Greenhouse Cooling Calculator for Fans and Pad Area

Greenhouse cooling involve the movement of air to assist in lowering the temperature within the greenhouse. Should the temperature within the greenhouse become too high, the plants will cease to growing within that greenhouse, and the plants will drop there blossoms. Additionally, high temperatures within a greenhouse can lead to the loss of the crops that those plants grow.

Although many people attempt to cool there greenhouses by opening their vent or by using small fan within the greenhouses, these steps is often insufficient to provide adequate cooling for the greenhouse and its plants. In order to effectively control the temperature within a greenhouse, the air must be moved within that greenhouse structure in a calculate manner. The goal in using fans within a greenhouse is to move the air within the greenhouse in such a manner as to remove the heat that is contained within the greenhouse.

How to Cool a Greenhouse

In considering the air changes that occurs within a greenhouse each minute, the air movement will help to determine how much of the hot air within the greenhouse can be replaced with fresh air from outside of the greenhouse. The air can be moved too slow to only provide circulation of the heat that is contained within the greenhouse, yet if the air is moved too quickly, the plants may be stressed by such rapid movement of the air, or the electricity cost of the greenhouse may become high due to the operation of those fans. Thus, it is essential to find a balance between the speed of the air movement and the volume of the air that must be moved to maintain the plants within the greenhouse to an appropriate temperature.

In addition to considering how fast the air should move within a greenhouse, it is additionally essential to consider two different factor that relate to greenhouse cooling: the volume of the greenhouse, and the thermal load within the greenhouse. The volume of the greenhouse will help to determine how much air can be moved within the greenhouse, but the thermal load is the amount of heat that enters the greenhouse from the sun, and the heat that the plants and the soil within the greenhouse create. The volume and the thermal load of the greenhouse must be calculated to ensure that the cooling system is strong enough to counteract the heat load of the greenhouse, particularly during the hottest periods of the year.

If only the volume of the greenhouse is size for the cooling system, it may not be able to effectively remove the heat from inside of greenhouse during the hottest periods. Besides calculating the volume and the thermal load of the greenhouse, a decision must also be made as to which fans will be utilize within the greenhouse, as well as how many cooling pads will be installed within the greenhouse. It is easy to purchase large fans for the greenhouse but to purchase insufficient number of cooling pads.

Should large fans be installed but there is insufficient cooling pad area for the greenhouse, the fans will create a vacuum effect. Fans that create a vacuum effect will often strain against the cooling pads, and the movement of air within the greenhouse will decrease. Thus, purchasing a large fan but insufficient cooling pads will lead to the decrease in the efficiency of the cooling system.

In addition to the size and number of fans and cooling pads that are purchased for installation within the greenhouse, the rate at which those fans move the air through the cooling pads will impact the efficiency of the greenhouse cooling system. If the fans are moving the air at too high of a velocity through the cooling pads, the air will not be able to take on the moisture from the cooling pads, and the air will not drop in temperature. If the velocity is too low, though, there is a risk of the cooling pads being too large for the area of the greenhouse, leading to an inefficient use of space within the greenhouse structure.
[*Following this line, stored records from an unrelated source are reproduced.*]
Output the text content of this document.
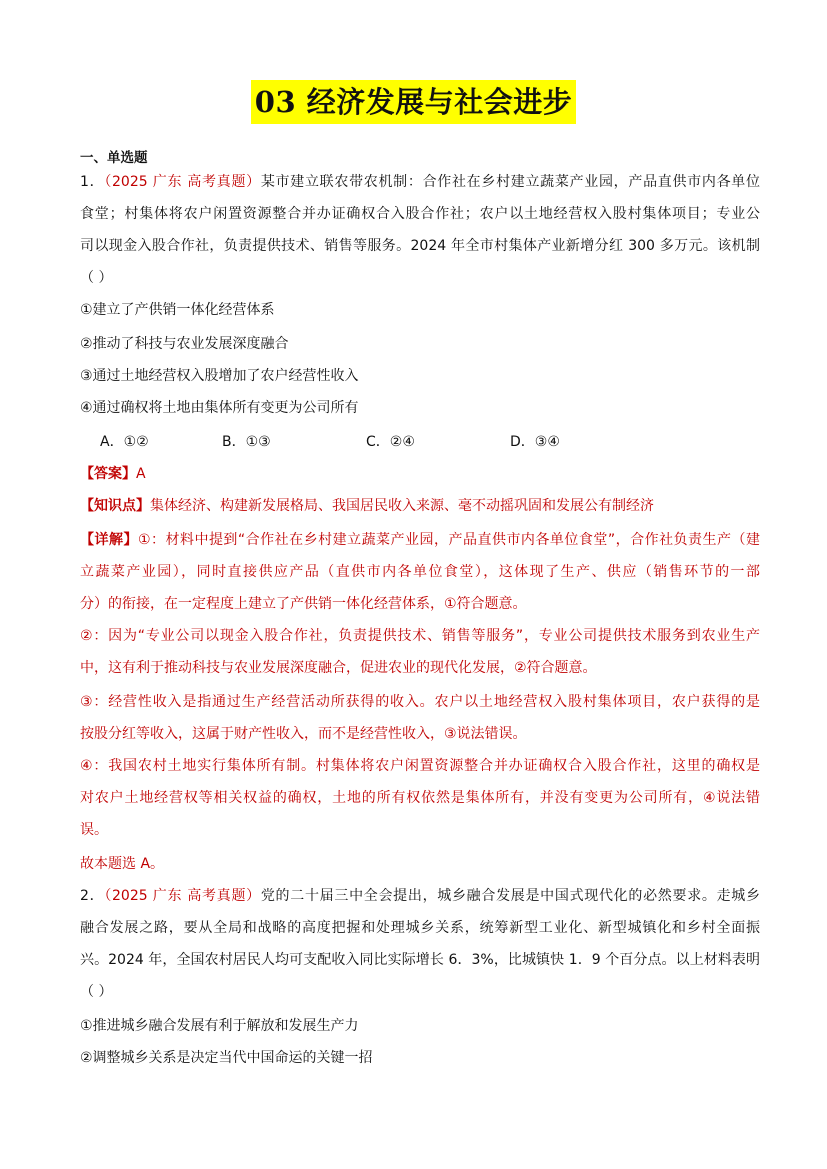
03 经济发展与社会进步
一、单选题
1．（2025 广东 高考真题）某市建立联农带农机制：合作社在乡村建立蔬菜产业园，产品直供市内各单位
食堂；村集体将农户闲置资源整合并办证确权合入股合作社；农户以土地经营权入股村集体项目；专业公
司以现金入股合作社，负责提供技术、销售等服务。2024 年全市村集体产业新增分红 300 多万元。该机制
（ ）
①建立了产供销一体化经营体系
②推动了科技与农业发展深度融合
③通过土地经营权入股增加了农户经营性收入
④通过确权将土地由集体所有变更为公司所有
A．①②	B．①③	C．②④	D．③④
【答案】A
【知识点】集体经济、构建新发展格局、我国居民收入来源、毫不动摇巩固和发展公有制经济
【详解】①：材料中提到“合作社在乡村建立蔬菜产业园，产品直供市内各单位食堂”，合作社负责生产（建
立蔬菜产业园），同时直接供应产品（直供市内各单位食堂），这体现了生产、供应（销售环节的一部
分）的衔接，在一定程度上建立了产供销一体化经营体系，①符合题意。
②：因为“专业公司以现金入股合作社，负责提供技术、销售等服务”，专业公司提供技术服务到农业生产
中，这有利于推动科技与农业发展深度融合，促进农业的现代化发展，②符合题意。
③：经营性收入是指通过生产经营活动所获得的收入。农户以土地经营权入股村集体项目，农户获得的是
按股分红等收入，这属于财产性收入，而不是经营性收入，③说法错误。
④：我国农村土地实行集体所有制。村集体将农户闲置资源整合并办证确权合入股合作社，这里的确权是
对农户土地经营权等相关权益的确权，土地的所有权依然是集体所有，并没有变更为公司所有，④说法错
误。
故本题选 A。
2．（2025 广东 高考真题）党的二十届三中全会提出，城乡融合发展是中国式现代化的必然要求。走城乡
融合发展之路，要从全局和战略的高度把握和处理城乡关系，统筹新型工业化、新型城镇化和乡村全面振
兴。2024 年，全国农村居民人均可支配收入同比实际增长 6．3%，比城镇快 1．9 个百分点。以上材料表明
（ ）
①推进城乡融合发展有利于解放和发展生产力
②调整城乡关系是决定当代中国命运的关键一招
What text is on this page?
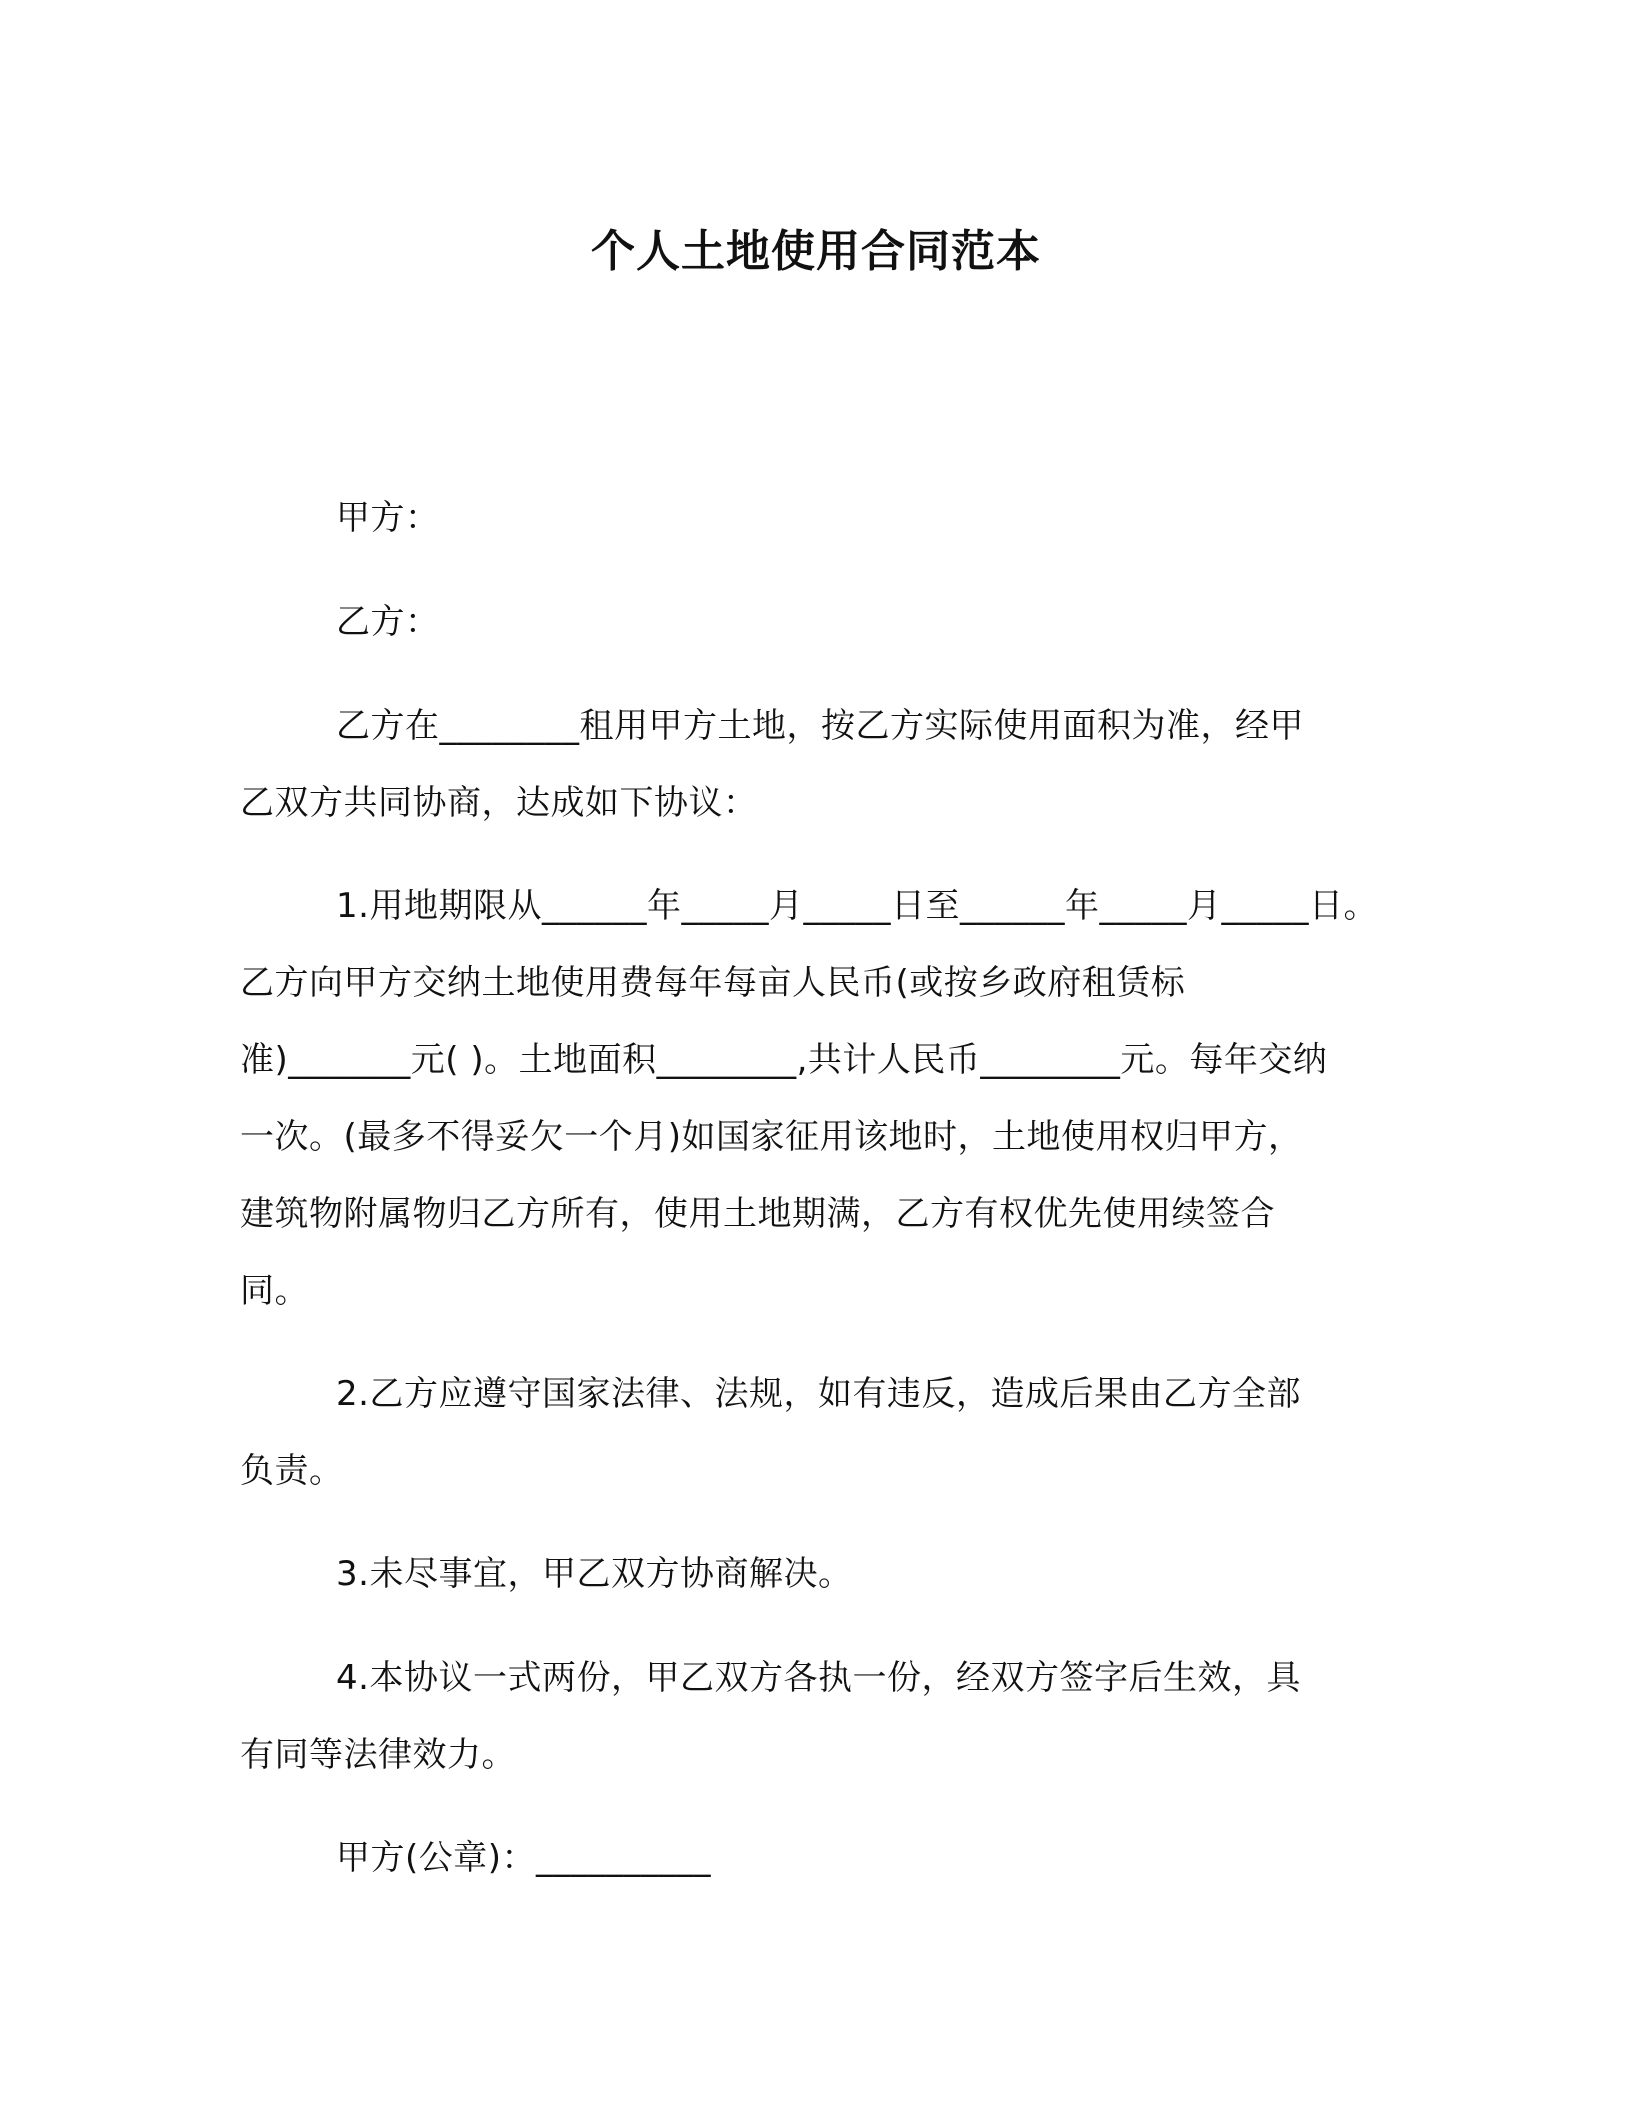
个人土地使用合同范本
甲方：
乙方：
乙方在________租用甲方土地，按乙方实际使用面积为准，经甲
乙双方共同协商，达成如下协议：
1.用地期限从______年_____月_____日至______年_____月_____日。
乙方向甲方交纳土地使用费每年每亩人民币(或按乡政府租赁标
准)_______元( )。土地面积________,共计人民币________元。每年交纳
一次。(最多不得妥欠一个月)如国家征用该地时，土地使用权归甲方，
建筑物附属物归乙方所有，使用土地期满，乙方有权优先使用续签合
同。
2.乙方应遵守国家法律、法规，如有违反，造成后果由乙方全部
负责。
3.未尽事宜，甲乙双方协商解决。
4.本协议一式两份，甲乙双方各执一份，经双方签字后生效，具
有同等法律效力。
甲方(公章)：__________
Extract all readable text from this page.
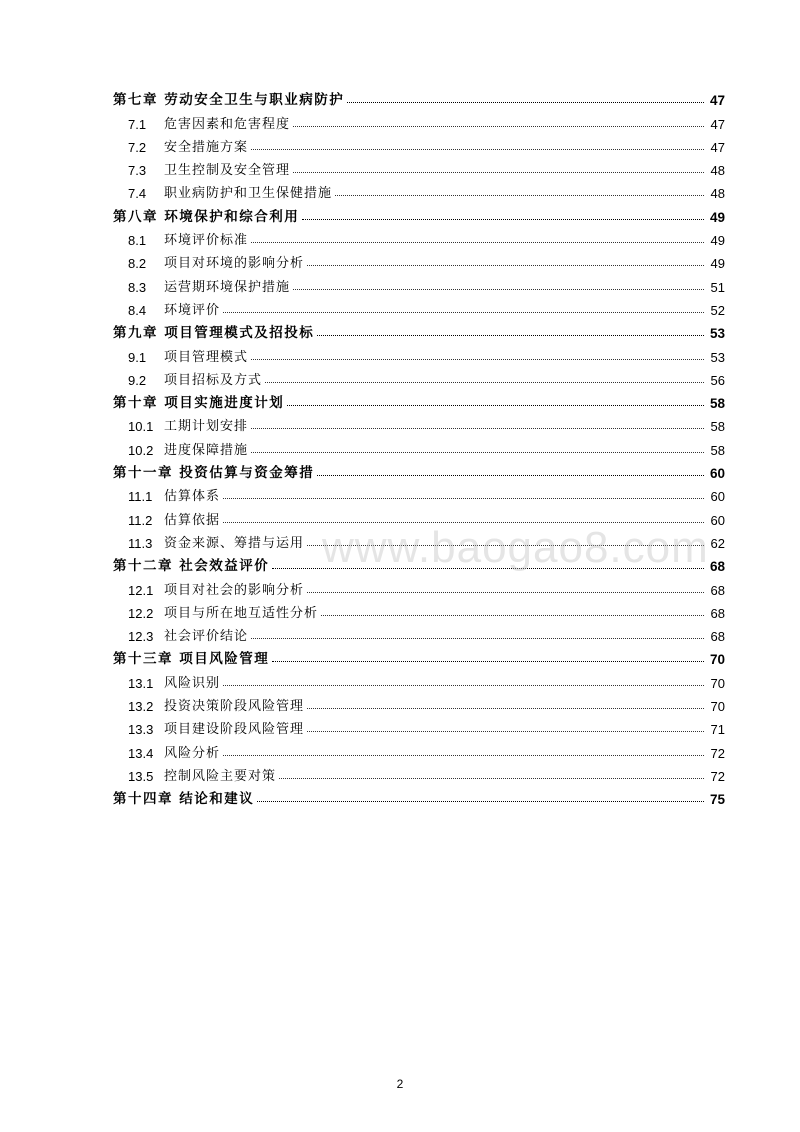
第七章 劳动安全卫生与职业病防护	47
7.1	危害因素和危害程度	47
7.2	安全措施方案	47
7.3	卫生控制及安全管理	48
7.4	职业病防护和卫生保健措施	48
第八章 环境保护和综合利用	49
8.1	环境评价标准	49
8.2	项目对环境的影响分析	49
8.3	运营期环境保护措施	51
8.4	环境评价	52
第九章 项目管理模式及招投标	53
9.1	项目管理模式	53
9.2	项目招标及方式	56
第十章 项目实施进度计划	58
10.1 工期计划安排	58
10.2 进度保障措施	58
第十一章 投资估算与资金筹措	60
11.1 估算体系	60
11.2 估算依据	60
11.3 资金来源、筹措与运用	62
第十二章 社会效益评价	68
12.1 项目对社会的影响分析	68
12.2 项目与所在地互适性分析	68
12.3 社会评价结论	68
第十三章 项目风险管理	70
13.1 风险识别	70
13.2 投资决策阶段风险管理	70
13.3 项目建设阶段风险管理	71
13.4 风险分析	72
13.5 控制风险主要对策	72
第十四章 结论和建议	75
www.baogao8.com
2
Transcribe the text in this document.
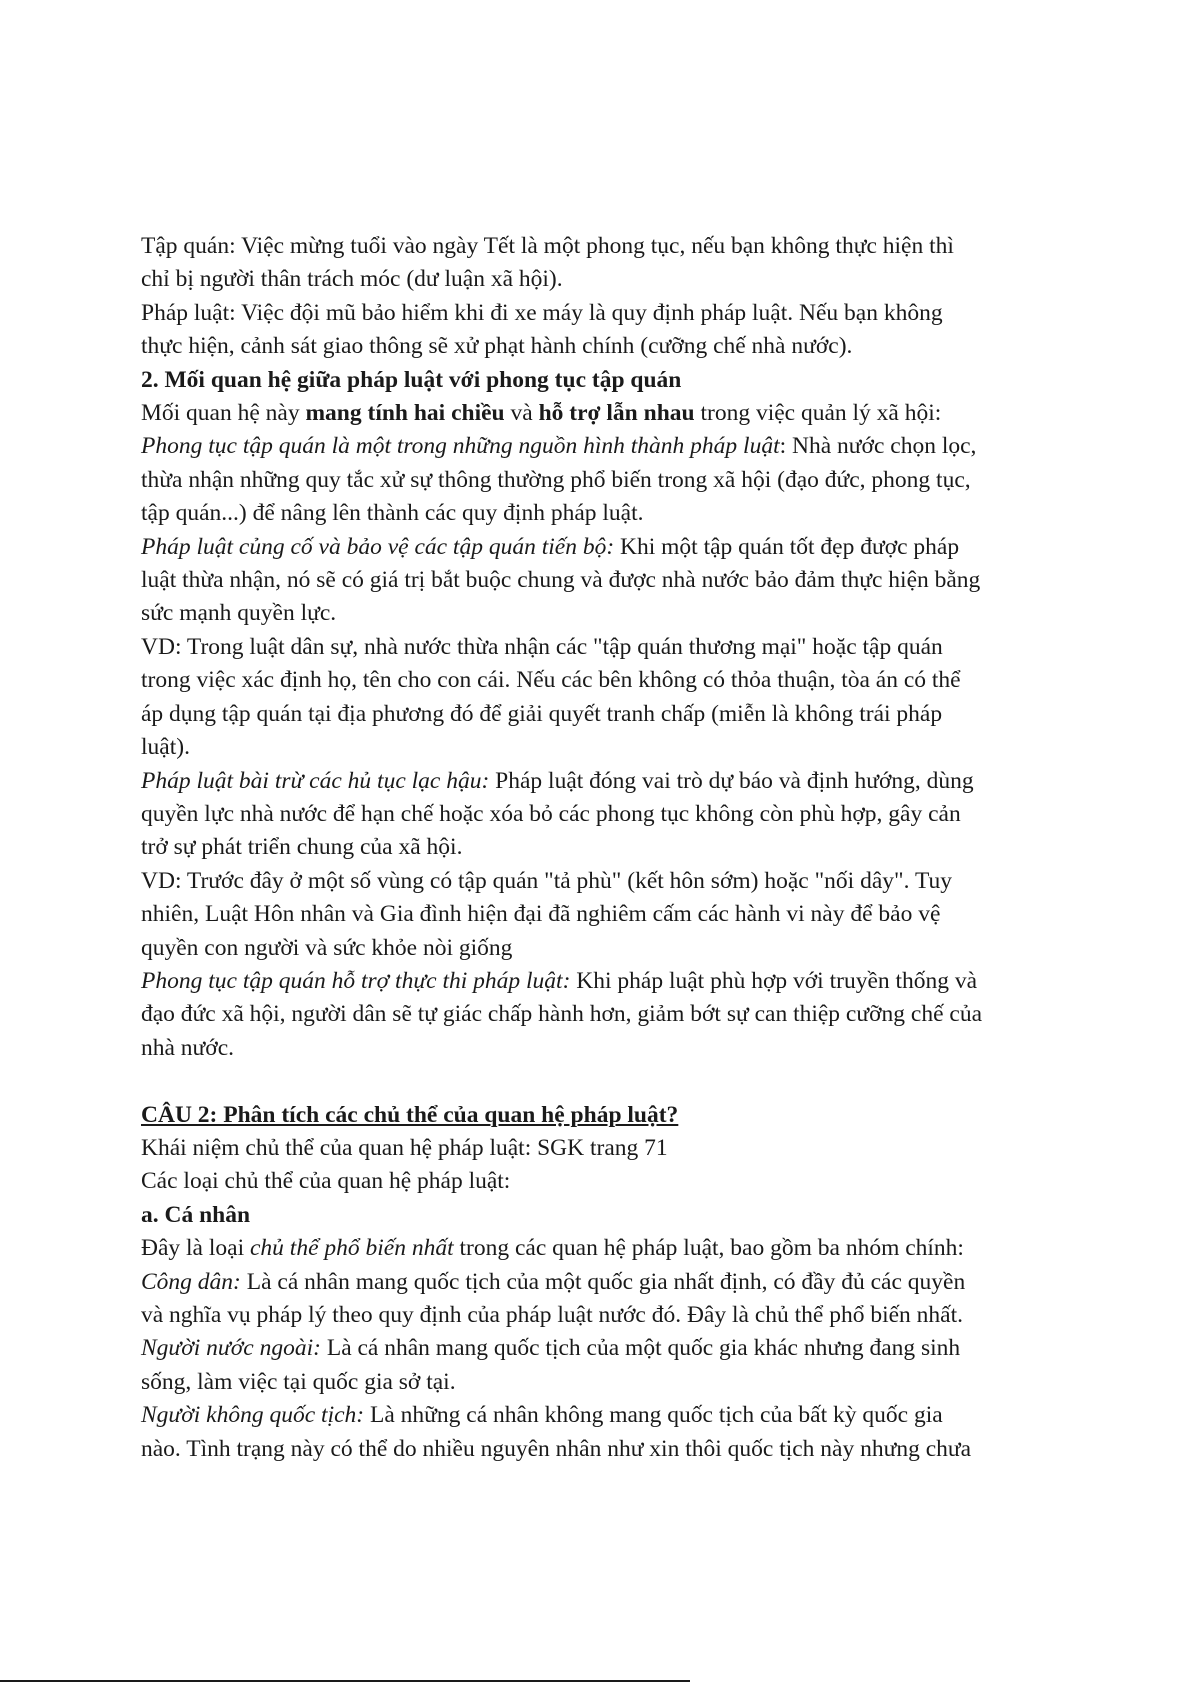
Tập quán: Việc mừng tuổi vào ngày Tết là một phong tục, nếu bạn không thực hiện thì
chỉ bị người thân trách móc (dư luận xã hội).

Pháp luật: Việc đội mũ bảo hiểm khi đi xe máy là quy định pháp luật. Nếu bạn không
thực hiện, cảnh sát giao thông sẽ xử phạt hành chính (cưỡng chế nhà nước).

2. Mối quan hệ giữa pháp luật với phong tục tập quán

Mối quan hệ này mang tính hai chiều và hỗ trợ lẫn nhau trong việc quản lý xã hội:

Phong tục tập quán là một trong những nguồn hình thành pháp luật: Nhà nước chọn lọc,
thừa nhận những quy tắc xử sự thông thường phổ biến trong xã hội (đạo đức, phong tục,
tập quán...) để nâng lên thành các quy định pháp luật.

Pháp luật củng cố và bảo vệ các tập quán tiến bộ: Khi một tập quán tốt đẹp được pháp
luật thừa nhận, nó sẽ có giá trị bắt buộc chung và được nhà nước bảo đảm thực hiện bằng
sức mạnh quyền lực.

VD: Trong luật dân sự, nhà nước thừa nhận các "tập quán thương mại" hoặc tập quán
trong việc xác định họ, tên cho con cái. Nếu các bên không có thỏa thuận, tòa án có thể
áp dụng tập quán tại địa phương đó để giải quyết tranh chấp (miễn là không trái pháp
luật).

Pháp luật bài trừ các hủ tục lạc hậu: Pháp luật đóng vai trò dự báo và định hướng, dùng
quyền lực nhà nước để hạn chế hoặc xóa bỏ các phong tục không còn phù hợp, gây cản
trở sự phát triển chung của xã hội.

VD: Trước đây ở một số vùng có tập quán "tả phù" (kết hôn sớm) hoặc "nối dây". Tuy
nhiên, Luật Hôn nhân và Gia đình hiện đại đã nghiêm cấm các hành vi này để bảo vệ
quyền con người và sức khỏe nòi giống

Phong tục tập quán hỗ trợ thực thi pháp luật: Khi pháp luật phù hợp với truyền thống và
đạo đức xã hội, người dân sẽ tự giác chấp hành hơn, giảm bớt sự can thiệp cưỡng chế của
nhà nước.

CÂU 2: Phân tích các chủ thể của quan hệ pháp luật?

Khái niệm chủ thể của quan hệ pháp luật: SGK trang 71

Các loại chủ thể của quan hệ pháp luật:

a. Cá nhân

Đây là loại chủ thể phổ biến nhất trong các quan hệ pháp luật, bao gồm ba nhóm chính:

Công dân: Là cá nhân mang quốc tịch của một quốc gia nhất định, có đầy đủ các quyền
và nghĩa vụ pháp lý theo quy định của pháp luật nước đó. Đây là chủ thể phổ biến nhất.

Người nước ngoài: Là cá nhân mang quốc tịch của một quốc gia khác nhưng đang sinh
sống, làm việc tại quốc gia sở tại.

Người không quốc tịch: Là những cá nhân không mang quốc tịch của bất kỳ quốc gia
nào. Tình trạng này có thể do nhiều nguyên nhân như xin thôi quốc tịch này nhưng chưa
Thus, an appropriate face velocity must be established for the air movement to drop in temperature. Another consideration for greenhouse cooling is that the fans may deliver less air to the plants than the rated amount for the fans. Fans are often rated for high amounts of cubic feet per minute (CFM) when tested in the laboratory.

Yet, in the greenhouse, air movement will be limited by the static pressure of the water within the cooling pads. The inclusion of static pressure will impact the efficiency of the fans that are circulating the air for cooling purpose. Thus, it is essential to include additional fans to ensure that the system is able to handle the hottest period of the year.

The location of the greenhouse is another factor in the determination of any cooling system that is established within the greenhouse. Cooling systems that use cooling pads work best in areas with dry climate and low humidity levels. In areas with high humidity, such cooling systems will not work as well.

In these cases, exhaust walls or shade setups may be utilized. Shade is helpful in that it will prevent heat from entering the greenhouse structure in the first place, which is more efficient than attempting to remove the heat from inside of the greenhouse structure. The establishment of a cooling system within a greenhouse involves a trade-off between the costs of the cooling system and the stability of the crops within the greenhouse.

Should the cooling system within the greenhouse be undersized relative to the potential heat load of the greenhouse, the crops will be lost. Should the cooling system be oversized, though, the costs of electricity will rise. The goal is to provide a cooling system that ensures that the plants are comfortable and the system itself is working within its normal range of operation.

By calculating the volume of the greenhouse, the thermal load, and the face velocity, an efficient cooling system can be developed to provide for the plants in that greenhouse structure. You’ll find that a moddern system should of help with this.